BOISE — The Idaho Potato Commission plans to hire a consultant to conduct a season-long inquiry into reducing rot in fresh potatoes that are shipped overseas.
The potato research was among 15 projects the Idaho State Department of Agriculture recently chose to fund with $1.9 million in 2016 specialty crop block grants. The money is provided by USDA under the Farm Bill.
Overall, the state’s potato industry received $405,000 in specialty crop grants, including $93,000 for the shipment study. USDA will issue final approval of the projects in late September.
“As we’ve been shipping fresh potatoes internationally for the past several years, we’re shipping further and further away, including to Southeast Asia and the Middle East,” said Frank Muir, the potato commission’s president and CEO. “Shipping fresh potatoes creates its own unique challenges. We’re investigating ways we can mitigate damage to those potatoes in transit.”
Muir said the research will evaluate dehumidifier use and proper temperature control to minimize mold growth during shipments that can take weeks to reach foreign ports. Muir said Idaho shippers have expressed increasing interest in improving quality in foreign shipments.

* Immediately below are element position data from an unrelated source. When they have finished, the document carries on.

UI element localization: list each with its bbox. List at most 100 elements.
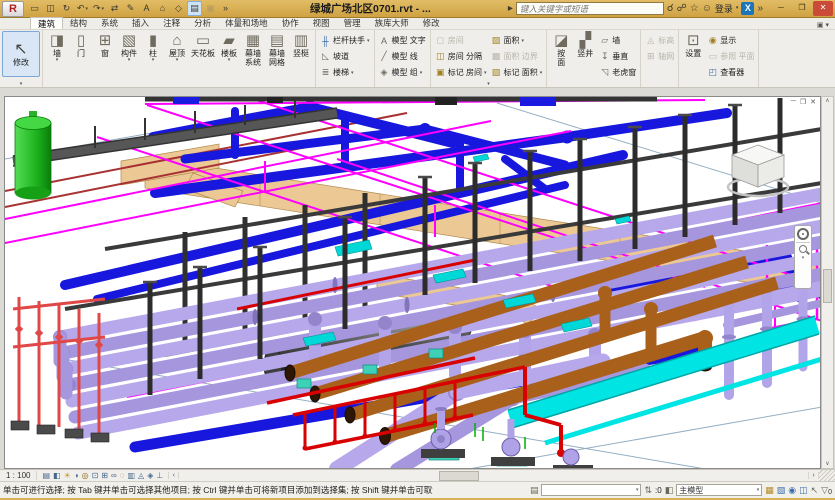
communication-center-icon[interactable]: ☍ — [677, 4, 687, 14]
reveal-constraints-button[interactable]: ⊥ — [156, 471, 163, 481]
vertical-scrollbar[interactable]: ∧ ∨ — [821, 96, 834, 469]
redo-button[interactable]: ↷▾ — [91, 1, 106, 16]
tag-room-button[interactable]: ▣标记 房间▾ — [433, 65, 489, 80]
highlight-displacement-sets-button[interactable]: ◈ — [147, 471, 153, 481]
navbar-chevron-icon[interactable]: ▾ — [802, 255, 805, 261]
temporary-hide-isolate-button[interactable]: ∞ — [111, 471, 117, 481]
tab-modify[interactable]: 修改 — [416, 17, 447, 29]
view-close-icon[interactable]: ✕ — [810, 98, 816, 106]
horizontal-scrollbar[interactable] — [179, 471, 808, 481]
shaft-opening-button[interactable]: ▞竖井 — [573, 31, 597, 68]
reveal-hidden-elements-button[interactable]: ◌ — [120, 471, 125, 481]
sun-path-button[interactable]: ☀ — [64, 471, 71, 481]
tab-annotate[interactable]: 注释 — [156, 17, 187, 29]
room-separator-button[interactable]: ◫房间 分隔 — [433, 49, 489, 64]
wall-button[interactable]: ◨墙▾ — [45, 31, 69, 64]
room-area-panel-expander-icon[interactable]: ▾ — [487, 81, 490, 87]
worksharing-display[interactable]: ▦ — [765, 485, 774, 496]
detail-level-button[interactable]: ▤ — [42, 471, 50, 481]
favorites-icon[interactable]: ☆ — [690, 4, 699, 14]
scale-button[interactable]: 1 : 100 — [0, 471, 37, 480]
tab-architecture[interactable]: 建筑 — [30, 17, 63, 29]
shadows-button[interactable]: ◑ — [74, 471, 79, 481]
text-button[interactable]: A — [139, 1, 154, 16]
modify-button[interactable]: ↖ 修改 — [2, 31, 40, 77]
mullion-button[interactable]: ▥竖梃 — [289, 31, 313, 59]
show-crop-region-button[interactable]: ⊞ — [101, 471, 108, 481]
column-button[interactable]: ▮柱▾ — [141, 31, 165, 64]
model-group-button[interactable]: ◈模型 组▾ — [377, 65, 428, 80]
exchange-apps-icon[interactable]: X — [741, 2, 754, 15]
visual-style-button[interactable]: ◧ — [53, 471, 61, 481]
tag-by-category-button[interactable]: ✎ — [123, 1, 138, 16]
select-panel-expander-icon[interactable]: ▾ — [20, 81, 23, 87]
sign-in-label[interactable]: 登录 — [715, 2, 733, 15]
design-option-select[interactable]: 主模型▾ — [676, 484, 762, 496]
roof-button[interactable]: ⌂屋顶▾ — [165, 31, 189, 64]
view-cube[interactable] — [722, 141, 794, 206]
tab-analyze[interactable]: 分析 — [187, 17, 218, 29]
zoom-icon[interactable] — [799, 245, 807, 253]
hscroll-right-icon[interactable]: › — [808, 472, 819, 479]
show-analytical-model-button[interactable]: ◬ — [138, 471, 144, 481]
select-pinned-toggle[interactable]: ◫ — [799, 485, 808, 496]
window-button[interactable]: ⊞窗 — [93, 31, 117, 59]
tab-view[interactable]: 视图 — [306, 17, 337, 29]
set-workplane-button[interactable]: ⊡设置 — [681, 31, 705, 59]
select-links-toggle[interactable]: ▧ — [777, 485, 786, 496]
close-inactive-windows-button[interactable]: ▣ — [203, 1, 218, 16]
infocenter-overflow-icon[interactable]: » — [757, 4, 763, 14]
ceiling-button[interactable]: ▭天花板 — [189, 31, 217, 59]
scroll-up-icon[interactable]: ∧ — [825, 97, 829, 104]
save-button[interactable]: ◫ — [43, 1, 58, 16]
default-3d-view-button[interactable]: ⌂ — [155, 1, 170, 16]
hscroll-left-icon[interactable]: ‹ — [168, 472, 179, 479]
section-button[interactable]: ◇ — [171, 1, 186, 16]
app-menu-button[interactable]: R — [2, 1, 24, 17]
tab-massing-site[interactable]: 体量和场地 — [218, 17, 275, 29]
steering-wheel-icon[interactable] — [797, 228, 809, 240]
drag-on-selection-toggle[interactable]: ↖ — [811, 485, 819, 496]
wall-opening-button[interactable]: ▱墙 — [597, 33, 638, 48]
select-underlay-toggle[interactable]: ◉ — [788, 485, 796, 496]
sync-with-central-button[interactable]: ↻ — [59, 1, 74, 16]
aligned-dimension-button[interactable]: ⇄ — [107, 1, 122, 16]
tab-insert[interactable]: 插入 — [125, 17, 156, 29]
tab-collaborate[interactable]: 协作 — [275, 17, 306, 29]
dormer-opening-button[interactable]: ◹老虎窗 — [597, 65, 638, 80]
ribbon-display-toggle[interactable]: ▣ ▾ — [817, 21, 829, 29]
filter-button[interactable]: ▽ 0 — [821, 485, 832, 496]
tab-structure[interactable]: 结构 — [63, 17, 94, 29]
workset-select[interactable]: ▾ — [541, 484, 641, 496]
show-rendering-dialog-button[interactable]: ◎ — [82, 471, 89, 481]
open-button[interactable]: ▭ — [27, 1, 42, 16]
area-button[interactable]: ▨面积▾ — [489, 33, 545, 48]
railing-button[interactable]: ╫栏杆扶手▾ — [318, 33, 372, 48]
floor-button[interactable]: ▰楼板▾ — [217, 31, 241, 64]
opening-by-face-button[interactable]: ◪按面 — [549, 31, 573, 68]
tab-family-library-master[interactable]: 族库大师 — [368, 17, 416, 29]
component-button[interactable]: ▧构件▾ — [117, 31, 141, 64]
vertical-scroll-thumb[interactable] — [823, 269, 832, 303]
temporary-view-properties-button[interactable]: ▥ — [127, 471, 135, 481]
viewer-button[interactable]: ◰查看器 — [705, 65, 756, 80]
show-workplane-button[interactable]: ◉显示 — [705, 33, 756, 48]
ramp-button[interactable]: ◺坡道 — [318, 49, 372, 64]
search-input[interactable] — [516, 2, 664, 15]
sign-in-user-icon[interactable]: ☺ — [702, 4, 712, 14]
vertical-opening-button[interactable]: ↧垂直 — [597, 49, 638, 64]
door-button[interactable]: ▯门 — [69, 31, 93, 59]
stair-button[interactable]: ≣楼梯▾ — [318, 65, 372, 80]
close-button[interactable]: ✕ — [813, 1, 833, 16]
search-icon[interactable]: ☌ — [667, 4, 674, 14]
view-restore-icon[interactable]: ❐ — [800, 98, 806, 106]
thin-lines-button[interactable]: ▤ — [187, 1, 202, 16]
tab-systems[interactable]: 系统 — [94, 17, 125, 29]
curtain-grid-button[interactable]: ▤幕墙网格 — [265, 31, 289, 68]
view-minimize-icon[interactable]: ─ — [791, 98, 796, 106]
model-line-button[interactable]: ╱模型 线 — [377, 49, 428, 64]
scroll-down-icon[interactable]: ∨ — [825, 460, 829, 467]
tab-manage[interactable]: 管理 — [337, 17, 368, 29]
undo-button[interactable]: ↶▾ — [75, 1, 90, 16]
navigation-bar[interactable]: ▾ — [794, 225, 812, 289]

Muir hopes to have results for shippers to put to use for exports of the current crop.
University of Idaho Extension storage specialist Nora Olsen will help the commission find consultants for the work.
Mary Jo Frazier, a support scientist for Olsen, said international shipments can end in very different environments than the U.S. ports from which they originate.
“Temperature control, humidity control, making sure there’s fresh air circulation, those are going to be the biggest keys,” Frazier said.
Frazier anticipates the research will involve placing instruments in actual fresh potato shipments to gather data and the use of growth chambers to simulate shipments.
Kevin Stanger, of Wada Farms in Eastern Idaho, said most fresh potatoes exported internationally are sent in refrigerated containers but “humidity is tough.” He said shipments can take more than three weeks to reach their destinations, and Wada ships only top-quality potatoes to minimize risk of rot.
“I know we’re doing more export, and anything that can help increase the availability to continue moving potatoes outside of the market is always a good thing,” Stanger said.
ISDA also awarded the potato commission $109,000 to continue developing potatoes with resistance to pale cyst nematode — a microscopic worm found only in the U.S. within a small area of Idaho’s Bonneville and Bingham counties.
USDA has established a PCN quarantine area, and resistant varieties could enable growers to resume planting potatoes without disrupting the PCN eradication program.
UI received $202,000 to continue work to monitor the continuing shift of potato virus Y toward strains that also cause necrosis in tubers.